The fact that the skull is made up of separate bones, with soft membranous spaces interposed between them, permits of its being compressed or moulded to a considerable extent as it passes through the birth canal. Opposing margins may meet, or even overlap, to such a degree that the diameter of the head will be appreciably diminished and permit of its passage through a relatively narrow canal. This mouldability varies greatly, however, and the difference in the degree of compressibility of heads of approximately the same size may spell the difference between an easy and a difficult, or even an impossible labor.

A new-born baby’s head may be so distorted and elongated by the moulding process that it is unsightly and gives the young mother great concern. But the nurse can be quite confident in her assurances that the little head will assume its normal, rounded outline in a very few days.

The five most important diameters of the new-born baby’s head are:

1. The occipito-frontal (abbreviation, O.F.), measured from the root of the nose to the occipital protuberance, is 11.75 centimetres.

2. The biparietal (B.I.P.) is the longest transverse diameter, being the distance between the parietal protuberances, and measures 9.25 centimetres.

3. The bi-temporal (B.T.) is the greatest distance between the temporal bones and measures 8 centimetres.

4. The occipito-mental (O.M.) is the greatest distance from the lower margin of the chin to a point on the posterior extremity of the sagittal suture, and measures 13.5 centimetres.

5. The sub-occipito bregmatic (S.O.B.) is measured from the under surface of the occiput, where it joins the neck, to the centre of the anterior fontanelle, a distance of 9.5 centimetres.

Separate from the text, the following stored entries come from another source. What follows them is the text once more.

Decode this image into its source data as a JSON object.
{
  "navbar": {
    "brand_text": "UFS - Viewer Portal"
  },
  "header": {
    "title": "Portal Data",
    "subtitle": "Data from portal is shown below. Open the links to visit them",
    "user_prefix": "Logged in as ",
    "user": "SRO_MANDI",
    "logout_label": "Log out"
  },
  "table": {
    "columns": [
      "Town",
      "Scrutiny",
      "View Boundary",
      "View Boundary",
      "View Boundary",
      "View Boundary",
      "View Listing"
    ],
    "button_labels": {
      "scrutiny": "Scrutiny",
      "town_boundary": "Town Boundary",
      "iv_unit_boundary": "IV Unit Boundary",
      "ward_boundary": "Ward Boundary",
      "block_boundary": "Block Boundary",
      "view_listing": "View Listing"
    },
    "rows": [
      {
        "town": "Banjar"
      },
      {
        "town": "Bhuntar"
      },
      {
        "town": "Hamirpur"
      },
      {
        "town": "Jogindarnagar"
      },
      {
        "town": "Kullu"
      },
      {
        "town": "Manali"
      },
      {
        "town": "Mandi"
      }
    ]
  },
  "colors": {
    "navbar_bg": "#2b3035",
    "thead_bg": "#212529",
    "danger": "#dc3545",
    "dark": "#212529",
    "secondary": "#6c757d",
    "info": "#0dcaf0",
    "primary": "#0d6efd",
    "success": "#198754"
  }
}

The greatest circumference of the fetal head is at the plane of the occipito-mental and biparietal diameters and measures 38 centimetres. The smallest circumference is at the plane of the sub-occipito-bregmatic and biparietal diameters, and measures 28 centimetres.

These figures, however, like all of those which it is possible to give, simply represent averages taken from a large number of cases. Individual variations will be found among normal babies, for boys’ heads, for example, are usually larger than girls’ while the head of the first child is likely to be smaller than the heads of those born subsequently.